Durante o discurso de posse, Anderson Borges agradeceu a confiança recebida nas urnas e afirmou que exercerá o mandato com compromisso e responsabilidade. “Hoje assumo a vereança humildemente, com gratidão e um profundo senso de responsabilidade. Dedico este momento a cada pessoa que acreditou em mim. Chego consciente de que o trabalho é árduo, o desafio é grande e o caminho exige esforço, seriedade e, acima de tudo, união. Mas também chego com a firme convicção de que a política só vale quando serve para transformar a vida das pessoas”, declarou.

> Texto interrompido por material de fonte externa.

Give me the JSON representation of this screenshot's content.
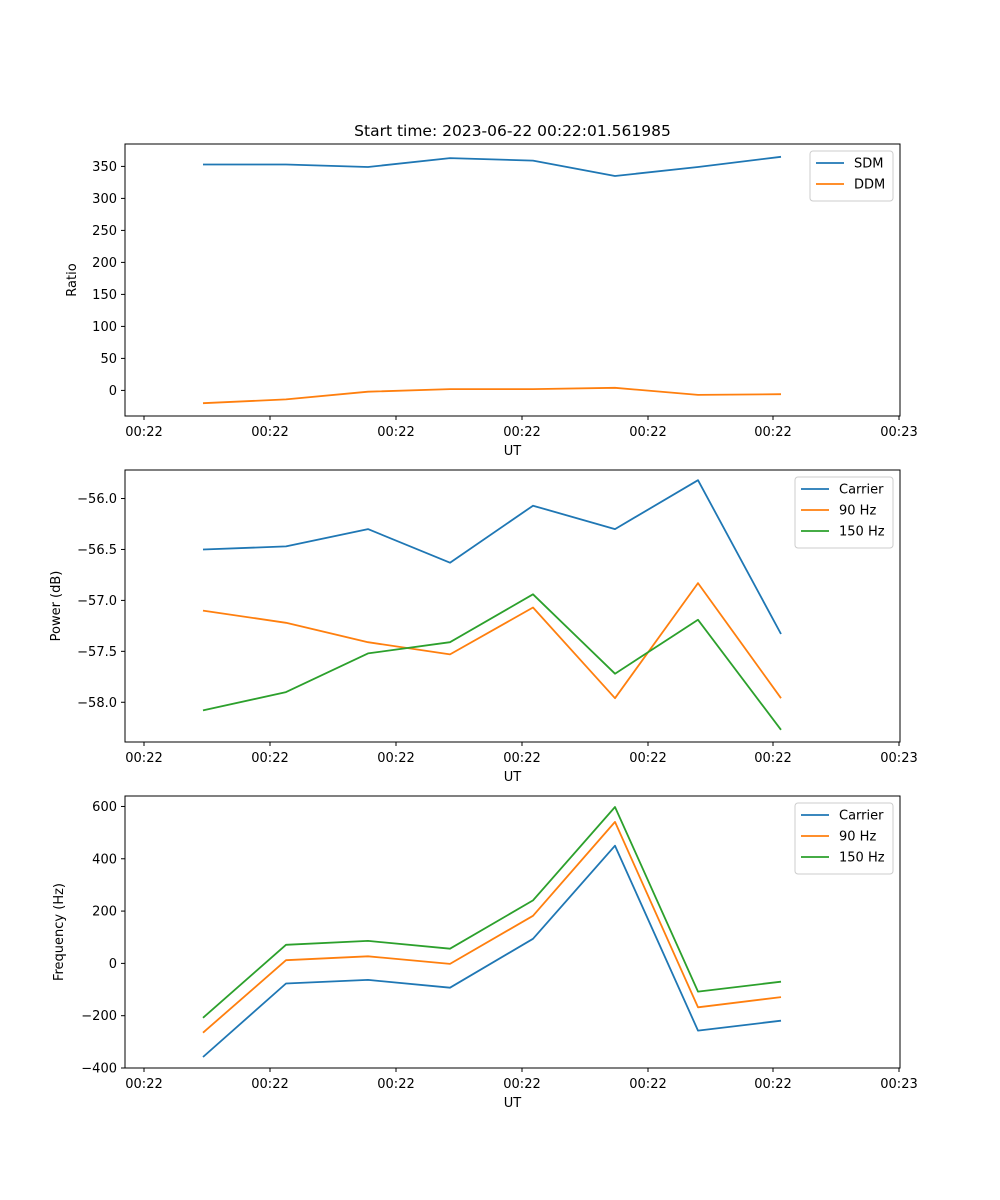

Titular da cadeira, André Campos fez questão de acompanhar a posse e celebrar a chegada de Borges. Ele ressaltou que os desafios do Parlamento são significativos, mas afirmou ter confiança na atuação do colega. “Tenho certeza de que Anderson Borges fará um grande trabalho, não só pela comunidade do Vinhais e pela comunidade católica, mas por toda São Luís”, afirmou.
O vereador Edson Gaguinho (PP) também celebrou a chegada do novo parlamentar, desejando sucesso em seu mandato. “A nossa cidade precisa de pessoas jovens como você, pessoas que têm boas ideias. Tenho certeza de que você vai contribuir muito com a Câmara Municipal”, enfatizou.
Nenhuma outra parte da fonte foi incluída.